Menteri Keuangan Purbaya Yudhi Sadewa menjelaskan bahwa realisasi belanja pemerintah pusat tercatat mencapai Rp1.298,6 triliun, atau melonjak 29,4 persen dibandingkan periode serupa tahun sebelumnya. Anggaran tersebut diprioritaskan untuk menggerakkan agenda nasional, seperti program Makan Bergizi Gratis (MBG), penguatan jaminan sosial, serta pemenuhan hak-hak aparatur negara.

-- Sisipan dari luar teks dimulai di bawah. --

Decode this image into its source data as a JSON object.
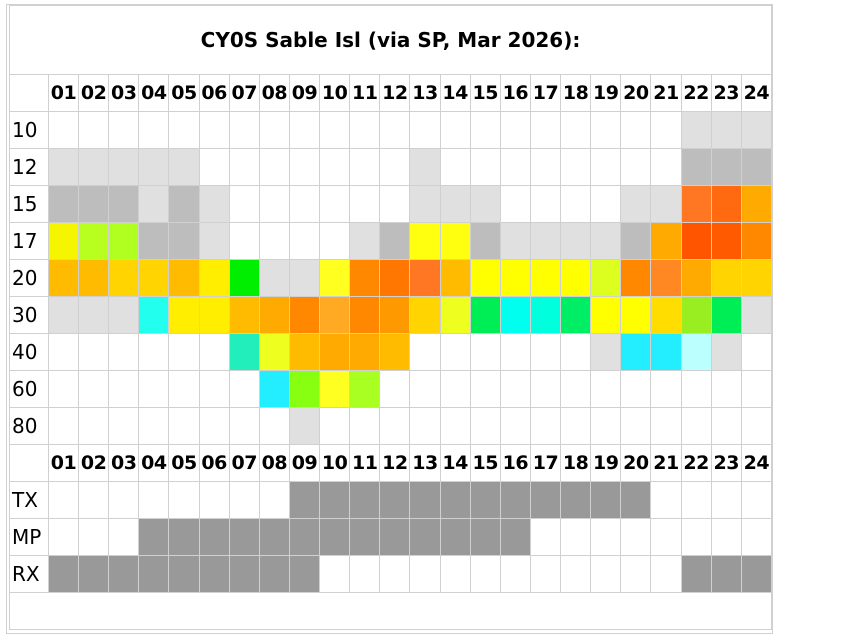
{
  "title": "CY0S Sable Isl (via SP, Mar 2026):",
  "hours": [
    "01",
    "02",
    "03",
    "04",
    "05",
    "06",
    "07",
    "08",
    "09",
    "10",
    "11",
    "12",
    "13",
    "14",
    "15",
    "16",
    "17",
    "18",
    "19",
    "20",
    "21",
    "22",
    "23",
    "24"
  ],
  "bands": [
    {
      "label": "10",
      "cells": [
        null,
        null,
        null,
        null,
        null,
        null,
        null,
        null,
        null,
        null,
        null,
        null,
        null,
        null,
        null,
        null,
        null,
        null,
        null,
        null,
        null,
        "#e0e0e0",
        "#e0e0e0",
        "#e0e0e0"
      ]
    },
    {
      "label": "12",
      "cells": [
        "#e0e0e0",
        "#e0e0e0",
        "#e0e0e0",
        "#e0e0e0",
        "#e0e0e0",
        null,
        null,
        null,
        null,
        null,
        null,
        null,
        "#e0e0e0",
        null,
        null,
        null,
        null,
        null,
        null,
        null,
        null,
        "#bdbdbd",
        "#bdbdbd",
        "#bdbdbd"
      ]
    },
    {
      "label": "15",
      "cells": [
        "#bdbdbd",
        "#bdbdbd",
        "#bdbdbd",
        "#e0e0e0",
        "#bdbdbd",
        "#e0e0e0",
        null,
        null,
        null,
        null,
        null,
        null,
        "#e0e0e0",
        "#e0e0e0",
        "#e0e0e0",
        null,
        null,
        null,
        null,
        "#e0e0e0",
        "#e0e0e0",
        "#ff7722",
        "#ff6a10",
        "#ffaa00"
      ]
    },
    {
      "label": "17",
      "cells": [
        "#f5f500",
        "#b8ff20",
        "#b0ff20",
        "#bdbdbd",
        "#bdbdbd",
        "#e0e0e0",
        null,
        null,
        null,
        null,
        "#e0e0e0",
        "#bdbdbd",
        "#ffff10",
        "#ffff10",
        "#bdbdbd",
        "#e0e0e0",
        "#e0e0e0",
        "#e0e0e0",
        "#e0e0e0",
        "#bdbdbd",
        "#ffaa00",
        "#ff5500",
        "#ff5a00",
        "#ff8800"
      ]
    },
    {
      "label": "20",
      "cells": [
        "#ffbb00",
        "#ffbb00",
        "#ffd400",
        "#ffd400",
        "#ffbb00",
        "#ffee00",
        "#00ee00",
        "#e0e0e0",
        "#e0e0e0",
        "#ffff20",
        "#ff8800",
        "#ff7700",
        "#ff7722",
        "#ffbb00",
        "#ffff00",
        "#ffff00",
        "#ffff00",
        "#ffff00",
        "#ddff20",
        "#ff8800",
        "#ff8822",
        "#ffaa00",
        "#ffd400",
        "#ffd400"
      ]
    },
    {
      "label": "30",
      "cells": [
        "#e0e0e0",
        "#e0e0e0",
        "#e0e0e0",
        "#22ffee",
        "#ffee00",
        "#ffee00",
        "#ffbb00",
        "#ffaa00",
        "#ff8800",
        "#ffaa22",
        "#ff8800",
        "#ff9900",
        "#ffd400",
        "#eeff20",
        "#00ee55",
        "#00ffee",
        "#00ffdd",
        "#00ee66",
        "#ffff00",
        "#ffff00",
        "#ffdd00",
        "#99ee22",
        "#00ee55",
        "#e0e0e0"
      ]
    },
    {
      "label": "40",
      "cells": [
        null,
        null,
        null,
        null,
        null,
        null,
        "#22eebb",
        "#eeff20",
        "#ffbb00",
        "#ffaa00",
        "#ffaa00",
        "#ffbb00",
        null,
        null,
        null,
        null,
        null,
        null,
        "#e0e0e0",
        "#22eeff",
        "#22eeff",
        "#bbffff",
        "#e0e0e0",
        null
      ]
    },
    {
      "label": "60",
      "cells": [
        null,
        null,
        null,
        null,
        null,
        null,
        null,
        "#22eeff",
        "#88ff11",
        "#ffff22",
        "#aaff22",
        null,
        null,
        null,
        null,
        null,
        null,
        null,
        null,
        null,
        null,
        null,
        null,
        null
      ]
    },
    {
      "label": "80",
      "cells": [
        null,
        null,
        null,
        null,
        null,
        null,
        null,
        null,
        "#e0e0e0",
        null,
        null,
        null,
        null,
        null,
        null,
        null,
        null,
        null,
        null,
        null,
        null,
        null,
        null,
        null
      ]
    }
  ],
  "modes": [
    {
      "label": "TX",
      "cells": [
        null,
        null,
        null,
        null,
        null,
        null,
        null,
        null,
        "#999999",
        "#999999",
        "#999999",
        "#999999",
        "#999999",
        "#999999",
        "#999999",
        "#999999",
        "#999999",
        "#999999",
        "#999999",
        "#999999",
        null,
        null,
        null,
        null
      ]
    },
    {
      "label": "MP",
      "cells": [
        null,
        null,
        null,
        "#999999",
        "#999999",
        "#999999",
        "#999999",
        "#999999",
        "#999999",
        "#999999",
        "#999999",
        "#999999",
        "#999999",
        "#999999",
        "#999999",
        "#999999",
        null,
        null,
        null,
        null,
        null,
        null,
        null,
        null
      ]
    },
    {
      "label": "RX",
      "cells": [
        "#999999",
        "#999999",
        "#999999",
        "#999999",
        "#999999",
        "#999999",
        "#999999",
        "#999999",
        "#999999",
        null,
        null,
        null,
        null,
        null,
        null,
        null,
        null,
        null,
        null,
        null,
        null,
        "#999999",
        "#999999",
        "#999999"
      ]
    }
  ]
}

Selain belanja pusat, alokasi transfer ke daerah telah mencapai angka Rp357,4 triliun atau 51,6 persen dari total pagu anggaran. Pencapaian ini menjadi rekor tertinggi dalam lima tahun terakhir, yang menunjukkan komitmen pemerintah pusat untuk memperkuat sinergi pembangunan merata hingga ke seluruh pelosok daerah.
Fungsi APBN sebagai peredam guncangan ekonomi (shock absorber) pun tetap dioptimalkan, terutama dalam menjaga stabilitas harga BBM bersubsidi demi melindungi daya beli masyarakat. Meski belanja negara meningkat, pemerintah berhasil menjaga defisit APBN tetap terkendali pada angka 2,85 persen terhadap PDB.
Purbaya menegaskan bahwa pihaknya terus berkomitmen menjalankan tata kelola keuangan yang kredibel dan akuntabel. APBN 2026 diposisikan tidak hanya sebagai instrumen fiskal, tetapi juga katalisator utama dalam mengakselerasi pertumbuhan ekonomi nasional sepanjang tahun ini.